PER L’ATTIVISTA infatti, i servizi di Hanoi sono soliti muoversi in questo modo nei paesi del sudest asiatico. Di fatto non gli unici. Il caso più eclatante è quello dei cinque librari di Hong Kong, tutti gravitanti attorno a una casa editrice specializzata nella pubblicazione di volumi scandalistici sulla vita dei leader cinesi.

I cinque scomparvero alla fine del 2015, a quanto pare prelevati da unità speciali di Pechino dall’ex colonia britannica. Uno, Gui Minhai, per giunta con passaporto svedese, fu sequestrato in Thailandia.

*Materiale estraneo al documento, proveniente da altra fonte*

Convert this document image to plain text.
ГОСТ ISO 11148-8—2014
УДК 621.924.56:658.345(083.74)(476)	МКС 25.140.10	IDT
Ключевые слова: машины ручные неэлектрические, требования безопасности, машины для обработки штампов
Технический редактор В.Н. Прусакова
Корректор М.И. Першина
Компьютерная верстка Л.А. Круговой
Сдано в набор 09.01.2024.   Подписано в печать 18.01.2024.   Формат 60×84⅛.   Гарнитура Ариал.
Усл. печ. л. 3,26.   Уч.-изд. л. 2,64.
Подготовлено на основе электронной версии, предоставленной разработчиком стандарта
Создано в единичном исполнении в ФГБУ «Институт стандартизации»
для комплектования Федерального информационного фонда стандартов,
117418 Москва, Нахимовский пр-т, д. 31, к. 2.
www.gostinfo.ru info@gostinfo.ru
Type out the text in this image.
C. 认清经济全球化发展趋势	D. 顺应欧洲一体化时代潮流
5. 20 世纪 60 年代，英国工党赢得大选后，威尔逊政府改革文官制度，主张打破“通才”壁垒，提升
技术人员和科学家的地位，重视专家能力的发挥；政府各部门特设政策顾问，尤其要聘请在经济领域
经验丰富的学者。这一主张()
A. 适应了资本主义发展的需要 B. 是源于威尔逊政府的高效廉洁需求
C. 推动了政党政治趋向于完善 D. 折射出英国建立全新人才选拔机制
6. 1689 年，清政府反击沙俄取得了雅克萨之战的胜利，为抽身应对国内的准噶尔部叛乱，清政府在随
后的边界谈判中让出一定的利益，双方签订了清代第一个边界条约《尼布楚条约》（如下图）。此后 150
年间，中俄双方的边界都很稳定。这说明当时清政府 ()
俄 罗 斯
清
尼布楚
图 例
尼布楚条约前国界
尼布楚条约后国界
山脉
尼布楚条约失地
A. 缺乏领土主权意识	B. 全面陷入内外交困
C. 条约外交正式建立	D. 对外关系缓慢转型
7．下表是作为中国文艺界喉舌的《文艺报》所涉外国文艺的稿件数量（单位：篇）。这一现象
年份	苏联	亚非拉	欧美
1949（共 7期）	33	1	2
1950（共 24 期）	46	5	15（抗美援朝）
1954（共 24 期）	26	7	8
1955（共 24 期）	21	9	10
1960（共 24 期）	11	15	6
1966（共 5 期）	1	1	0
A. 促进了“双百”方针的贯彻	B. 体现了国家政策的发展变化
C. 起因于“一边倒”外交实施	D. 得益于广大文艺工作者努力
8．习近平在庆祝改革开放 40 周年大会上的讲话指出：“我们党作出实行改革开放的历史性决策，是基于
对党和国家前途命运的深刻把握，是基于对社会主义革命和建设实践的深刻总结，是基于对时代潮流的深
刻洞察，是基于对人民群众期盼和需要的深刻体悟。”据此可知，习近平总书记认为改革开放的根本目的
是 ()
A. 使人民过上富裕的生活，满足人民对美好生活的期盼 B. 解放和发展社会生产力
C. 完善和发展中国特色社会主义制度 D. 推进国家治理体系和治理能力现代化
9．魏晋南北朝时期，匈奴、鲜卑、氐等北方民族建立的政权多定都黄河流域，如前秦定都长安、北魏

Più di recente accuse simili sono piovute contro la Junta militare al potere a Bangkok.

L’esercito thailandese le rimanda al mittente, ma gli viene imputati di aver sequestrato, Wutthipong Kachathamkhun, meglio conosciuto come Ko Tee, uno dei leader della fazione più radicale delle camicie rosse, il movimento vicino alle istanze dell’ex primo ministro in esilio Thaksin Shinawatra, da tre anni riparato in Laos.

UN’AZIONE che a quanto pare sarebbe avvenuta con il sostegno delle autorità laotiane. Per Tran Quoc Thuan, ex componente dell’Assemblea nazionale vietnamita sentito dalla Bbc, non sono invece da escludere pressioni sull’ex manager della PetroViet per spingerlo a confessare. La confessione alla fine è arrivata. In diretta televisiva, con un rituale che ricorda quanto ultimamente accade spesso in Cina. «Pensavo in modo immaturo e ho deciso di nascondermi», ha raccontato l’imprenditore, «Alla fine ho realizzato di dovermi mettere faccia a faccia con la verità». Per la paura «ho cercato rifugio in Germania, dove ho vissuto nell’ansia e nella precarietà».

A BERLINO non resta che continuare a esercitare la proprio influenza affinché Thanh sia riportato in Germania. Se così fosse si procederebbe in parallelo nell’esaminare la richiesta di asilo politico assieme all’estradizione sollecitata da Hanoi a margine del G20 di Amburgo, dopo l’incontro tra il primo ministro Nguyen Xuan Puc e la Cancelliera Merkel.